Líderes políticos paranaenses têm o que aprender com catarinenses e gaúchos na busca por recursos e investimentos
Conta-se do Concílio de Bizâncio, no século 4.º, que os bispos e teólogos que dele participavam procuravam descobrir, dentre outras irrelevâncias, quantos anjos cabiam na cabeça de um alfinete. Daí a expressão "discussão bizantina" para definir a inutilidade de certas polêmicas que, vez ou outra, tomam conta da cena política. A mais atual diz respeito à distribuição de recursos federais entre os estados o Paraná reclama ser constantemente preterido nos repasses orçamentários pela União, favorecendo outros estados que, comparativamente ao nosso, são demograficamente menores ou menos contribuem na arrecadação de impostos, ou para o desenvolvimento do país.
A reclamação parece fazer todo o sentido. De fato, embora seu território ocupe apenas 2,6% da extensão do país, é o Paraná responsável pela geração de quase 40% da energia hidrelétrica brasileira e por 25% da produção de grãos. Só esses dois fatores já são suficientes para demonstrar que grande parte das luzes que se acendem e das indústrias que se movem para gerar riquezas Brasil afora usa a energia aqui produzida, sem falar na segurança alimentar que proporcionamos ao país e das exportações agropecuárias que garantem os superávits da balança comercial.
Seguindo tal raciocínio, seria naturalmente de esperar que o Paraná fosse melhor aquinhoado pela União relativamente a outras unidades da federação menos representativas. É o caso citado pelo governo do Paraná: dos três estados do Sul, o nosso ocupa o terceiro lugar nos investimentos da União embora tenhamos potenciais semelhantes aos do Rio Grande do Sul e o dobro daqueles de Santa Catarina.
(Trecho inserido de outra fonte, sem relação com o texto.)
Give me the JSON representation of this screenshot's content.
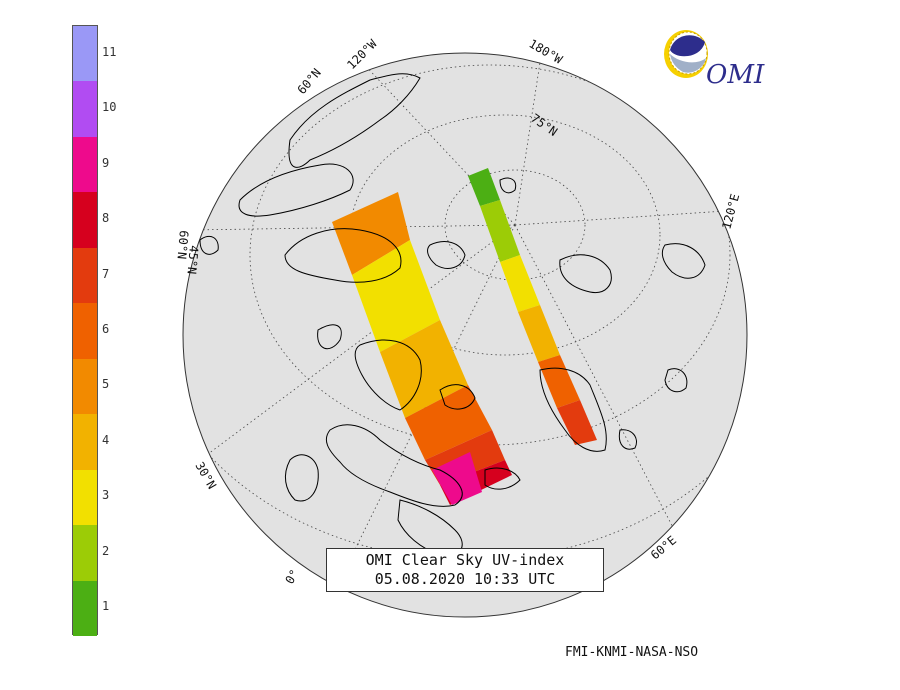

Mas é exatamente nesse ponto que se encontram os primeiros traços da mentalidade bizantina com que a questão é encarada. Ela não pode ser vista meramente como aritmética, pois a defini-la existem outros fatores que precisam ser reconhecidos. Um exemplo: por que o estado de Santa Catarina é mais beneficiado que o Paraná? Entrevista com o governador daquele estado, Raimundo Colombo, publicada na Gazeta do Povo do último domingo, contém algumas explicações: é ele, pessoalmente, que seguidamente vai a Brasília em busca de recursos e de agilidade nas decisões federais que envolvam os interesses catarinenses. A receita, ao que tudo indica, tem dado ótimos resultados.
Além de tal fator, há outros a explicar o pretenso privilégio concedido ao Rio Grande do Sul, pois convenientemente tentamos desconhecer dois diferenciais com que os gaúchos nos superam. Primeiro, o sentimento de união e luta pelas causas do estado por parte de seus políticos, independentemente das cores partidárias ou das rivalidades internas. O segundo motivo deriva do primeiro: é em razão dessa união que o Rio Grande do Sul detém apenas para citar um exemplo clássico mais universidades mantidas pelo governo federal que o Paraná. Os paranaenses, ao contrário, deixaram passar oportunidades ímpares para que as nossas (dispendiosas) estaduais fossem federalizadas. Torna-se, assim, mais fácil compreender o porquê de a destinação de recursos federais, obrigatoriamente, ser maior para os gaúchos que para os paranaenses.
Portanto, a aritmética bizantina não se sustenta. Ela é efeito e não a causa. Não adianta contar quantos reais do orçamento da União cabem ao Paraná e verificar que, em alfinetes até menores, cabem mais. A causa está na postura política que historicamente assumimos, ora sobrepondo aos interesses maiores do estado as desavenças político-partidárias que nos dividem, ou, simplesmente, pela falta de articulação dos que detêm mandatos para nos representar aí incluídos os parlamentares paranaenses com assento no Congresso.
Um fato recente nos anima a imaginar que, tivéssemos sempre o mesmo comportamento, a realidade paranaense seria outra. Esse fato é a criação do Tribunal Regional Federal com sede no estado fruto de um trabalho unido e integrado de todos os paranaenses com voz e vocação para lutar pelo que nos diz respeito. A sociedade civil, o governo estadual, os ministros paranaenses, os deputados e senadores se uniram em prol do nosso TRF e o resultado foi a aprovação dessa antiga reivindicação.
Trata-se de um exemplo positivo, pronto e acabado que precisa ser replicado com constância e determinação em tudo que diga respeito ao interesse coletivo dos paranaenses.